# Favorite Gifts...



## BrownieM (Aug 30, 2010)

These are my favorite gifts that I received this year...:biggrin:

What was *YOUR* favorite gift?


----------



## whiteleo (Sep 7, 2008)

Love the dog mugs! New camers nice too although I wouldn't know how to work one, LOL.

Since I can't post pictures up:

Pilates package from husband I wanted since I couldn't afford doing privates anymore since I'm on a short bus. Yah................


----------



## werecatrising (Oct 15, 2010)

Things were really tight this year- so it wasn't a big material gift year. My hubby got me a really nice True Blood "poster". It isn't really a poster, but la large, textured print. he gave me that last month since there was no way to hide it. he also bought me tickets to a concert awhile back, so I considered that a Christmas gift. I got a bonus check from work and a little bit of cash from my parents. I'm going to use it to rebuild my aquarium. Sadly, I lost all of my fish in November and am going to replant the way i want it this time.


----------



## DaneMama (Jun 27, 2008)

I got a brand new sewing machine from my dad and stepmom....

Janome - 2160DC, 2160 Decor Computer

But my favorite "gift" has yet to come. Jon's mom is flying us both down to spend 11 days on her 51' catamaran while in the southern Bahamas (called the Exumas...)

exumas - Google Search


----------



## MollyWoppy (Mar 19, 2010)

I got a couple of drills for Xmas (and a ring that I'll pick out one day). We already have the bigger set of these drills but I wanted these as they are a wee bit lighter, but still pretty powerful. These are seriously good drills.
View attachment 857
Mol told me she also wanted a 16 squeaker Gator

View attachment 858
Windy got a tree thing (thats a yaaawwwnn)

View attachment 860
Mollie got a few 'keep her brain busy' puzzles....

View attachment 861


----------



## MollyWoppy (Mar 19, 2010)

danemama08 said:


> But my favorite "gift" has yet to come.
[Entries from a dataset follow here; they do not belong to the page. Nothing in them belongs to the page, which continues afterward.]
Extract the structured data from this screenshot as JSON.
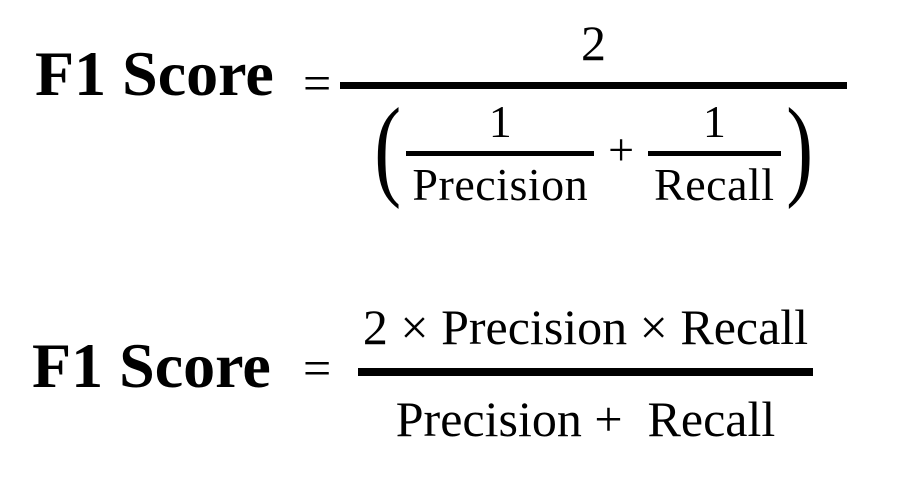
{
  "page": {
    "background_color": "#ffffff",
    "ink_color": "#000000",
    "description": "Two equivalent F1 Score formulas"
  },
  "formulas": [
    {
      "label": "F1 Score",
      "equals": "=",
      "form": "harmonic-mean",
      "numerator": "2",
      "denominator": {
        "open_paren": "(",
        "operator": "+",
        "close_paren": ")",
        "terms": [
          {
            "num": "1",
            "den": "Precision"
          },
          {
            "num": "1",
            "den": "Recall"
          }
        ]
      }
    },
    {
      "label": "F1 Score",
      "equals": "=",
      "form": "product",
      "numerator": "2 × Precision × Recall",
      "denominator": "Precision +  Recall"
    }
  ]
}
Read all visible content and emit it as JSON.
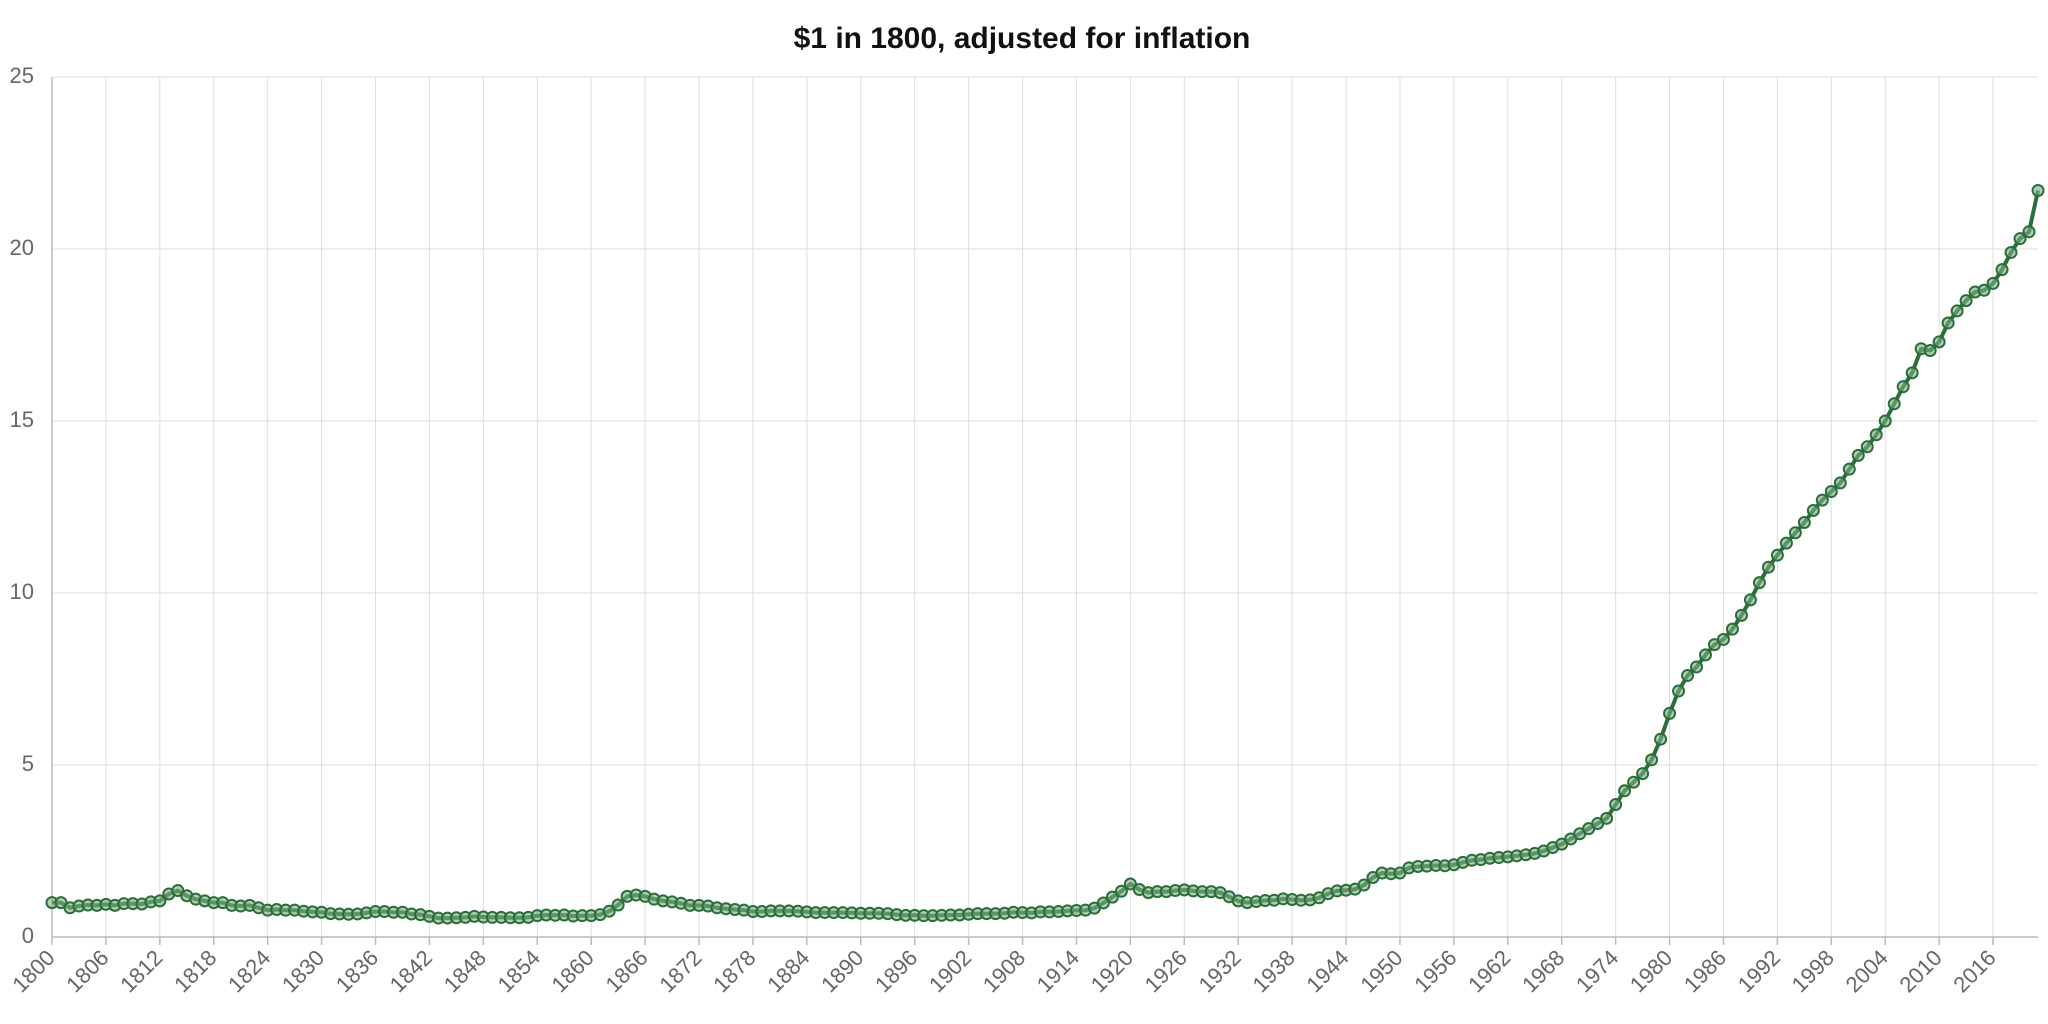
{
  "chart_data": {
    "type": "line",
    "title": "$1 in 1800, adjusted for inflation",
    "x": [
      1800,
      1801,
      1802,
      1803,
      1804,
      1805,
      1806,
      1807,
      1808,
      1809,
      1810,
      1811,
      1812,
      1813,
      1814,
      1815,
      1816,
      1817,
      1818,
      1819,
      1820,
      1821,
      1822,
      1823,
      1824,
      1825,
      1826,
      1827,
      1828,
      1829,
      1830,
      1831,
      1832,
      1833,
      1834,
      1835,
      1836,
      1837,
      1838,
      1839,
      1840,
      1841,
      1842,
      1843,
      1844,
      1845,
      1846,
      1847,
      1848,
      1849,
      1850,
      1851,
      1852,
      1853,
      1854,
      1855,
      1856,
      1857,
      1858,
      1859,
      1860,
      1861,
      1862,
      1863,
      1864,
      1865,
      1866,
      1867,
      1868,
      1869,
      1870,
      1871,
      1872,
      1873,
      1874,
      1875,
      1876,
      1877,
      1878,
      1879,
      1880,
      1881,
      1882,
      1883,
      1884,
      1885,
      1886,
      1887,
      1888,
      1889,
      1890,
      1891,
      1892,
      1893,
      1894,
      1895,
      1896,
      1897,
      1898,
      1899,
      1900,
      1901,
      1902,
      1903,
      1904,
      1905,
      1906,
      1907,
      1908,
      1909,
      1910,
      1911,
      1912,
      1913,
      1914,
      1915,
      1916,
      1917,
      1918,
      1919,
      1920,
      1921,
      1922,
      1923,
      1924,
      1925,
      1926,
      1927,
      1928,
      1929,
      1930,
      1931,
      1932,
      1933,
      1934,
      1935,
      1936,
      1937,
      1938,
      1939,
      1940,
      1941,
      1942,
      1943,
      1944,
      1945,
      1946,
      1947,
      1948,
      1949,
      1950,
      1951,
      1952,
      1953,
      1954,
      1955,
      1956,
      1957,
      1958,
      1959,
      1960,
      1961,
      1962,
      1963,
      1964,
      1965,
      1966,
      1967,
      1968,
      1969,
      1970,
      1971,
      1972,
      1973,
      1974,
      1975,
      1976,
      1977,
      1978,
      1979,
      1980,
      1981,
      1982,
      1983,
      1984,
      1985,
      1986,
      1987,
      1988,
      1989,
      1990,
      1991,
      1992,
      1993,
      1994,
      1995,
      1996,
      1997,
      1998,
      1999,
      2000,
      2001,
      2002,
      2003,
      2004,
      2005,
      2006,
      2007,
      2008,
      2009,
      2010,
      2011,
      2012,
      2013,
      2014,
      2015,
      2016,
      2017,
      2018,
      2019,
      2020,
      2021
    ],
    "series": [
      {
        "color": "#2a6e3a",
        "values": [
          1.0,
          1.0,
          0.85,
          0.9,
          0.93,
          0.92,
          0.95,
          0.92,
          0.97,
          0.97,
          0.96,
          1.02,
          1.05,
          1.25,
          1.35,
          1.2,
          1.1,
          1.05,
          1.0,
          1.0,
          0.92,
          0.9,
          0.92,
          0.85,
          0.78,
          0.8,
          0.78,
          0.78,
          0.75,
          0.73,
          0.72,
          0.68,
          0.67,
          0.66,
          0.67,
          0.7,
          0.74,
          0.74,
          0.72,
          0.72,
          0.67,
          0.65,
          0.6,
          0.55,
          0.55,
          0.56,
          0.57,
          0.6,
          0.58,
          0.57,
          0.57,
          0.56,
          0.56,
          0.57,
          0.62,
          0.64,
          0.63,
          0.64,
          0.61,
          0.62,
          0.62,
          0.65,
          0.75,
          0.93,
          1.18,
          1.22,
          1.18,
          1.1,
          1.05,
          1.02,
          0.98,
          0.92,
          0.92,
          0.9,
          0.85,
          0.82,
          0.8,
          0.78,
          0.74,
          0.74,
          0.76,
          0.76,
          0.76,
          0.75,
          0.73,
          0.71,
          0.71,
          0.71,
          0.71,
          0.7,
          0.69,
          0.69,
          0.69,
          0.68,
          0.65,
          0.63,
          0.63,
          0.62,
          0.62,
          0.63,
          0.64,
          0.64,
          0.66,
          0.68,
          0.68,
          0.68,
          0.69,
          0.72,
          0.71,
          0.7,
          0.73,
          0.73,
          0.74,
          0.76,
          0.77,
          0.78,
          0.84,
          0.99,
          1.16,
          1.33,
          1.54,
          1.38,
          1.29,
          1.32,
          1.32,
          1.35,
          1.37,
          1.34,
          1.32,
          1.32,
          1.29,
          1.17,
          1.05,
          1.0,
          1.03,
          1.06,
          1.07,
          1.11,
          1.09,
          1.07,
          1.08,
          1.14,
          1.26,
          1.34,
          1.36,
          1.39,
          1.51,
          1.73,
          1.86,
          1.84,
          1.86,
          2.01,
          2.05,
          2.06,
          2.08,
          2.07,
          2.1,
          2.17,
          2.23,
          2.25,
          2.29,
          2.31,
          2.33,
          2.36,
          2.39,
          2.43,
          2.5,
          2.6,
          2.7,
          2.85,
          3.0,
          3.15,
          3.3,
          3.45,
          3.85,
          4.25,
          4.5,
          4.75,
          5.15,
          5.75,
          6.5,
          7.15,
          7.6,
          7.85,
          8.2,
          8.5,
          8.65,
          8.95,
          9.35,
          9.8,
          10.3,
          10.75,
          11.1,
          11.45,
          11.75,
          12.05,
          12.4,
          12.7,
          12.95,
          13.2,
          13.6,
          14.0,
          14.25,
          14.6,
          15.0,
          15.5,
          16.0,
          16.4,
          17.1,
          17.05,
          17.3,
          17.85,
          18.2,
          18.5,
          18.75,
          18.8,
          19.0,
          19.4,
          19.9,
          20.3,
          20.5,
          21.7
        ]
      }
    ],
    "xlim": [
      1800,
      2021
    ],
    "xticks": [
      1800,
      1806,
      1812,
      1818,
      1824,
      1830,
      1836,
      1842,
      1848,
      1854,
      1860,
      1866,
      1872,
      1878,
      1884,
      1890,
      1896,
      1902,
      1908,
      1914,
      1920,
      1926,
      1932,
      1938,
      1944,
      1950,
      1956,
      1962,
      1968,
      1974,
      1980,
      1986,
      1992,
      1998,
      2004,
      2010,
      2016
    ],
    "ylim": [
      0,
      25
    ],
    "yticks": [
      0,
      5,
      10,
      15,
      20,
      25
    ],
    "grid": true
  }
}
Jon's mom is flying us both down to spend 11 days on her 51' catamaran while in the southern Bahamas (called the Exumas...)
> 
> exumas - Google Search


 
Talk about having something to look forward to - I can guarantee you will have an absolute ball! 
51' cat huh? Bet that baby's spacious. 
Have they been, or having any thoughts of heading down Panama way?


----------



## spookychick13 (Jan 26, 2010)

No pictures atm cuz I am at work....

My favorites are my Haan handheld steam cleaner and a set of The Nightmare Before Christmas dinner plates. So cute.


----------



## Guest (Dec 27, 2010)

My two awesome teenagers gave me a Conair foot bath. Very thoughtful of them as they do know how I love to pamper myself with pedicures and massages ....

A couple bottles of wine and a couple of gift cards to stores that I actually frequent was nice too.

The BEST gift of all is simply seeing the JOY on my childrens' faces as they opened their gifts.


----------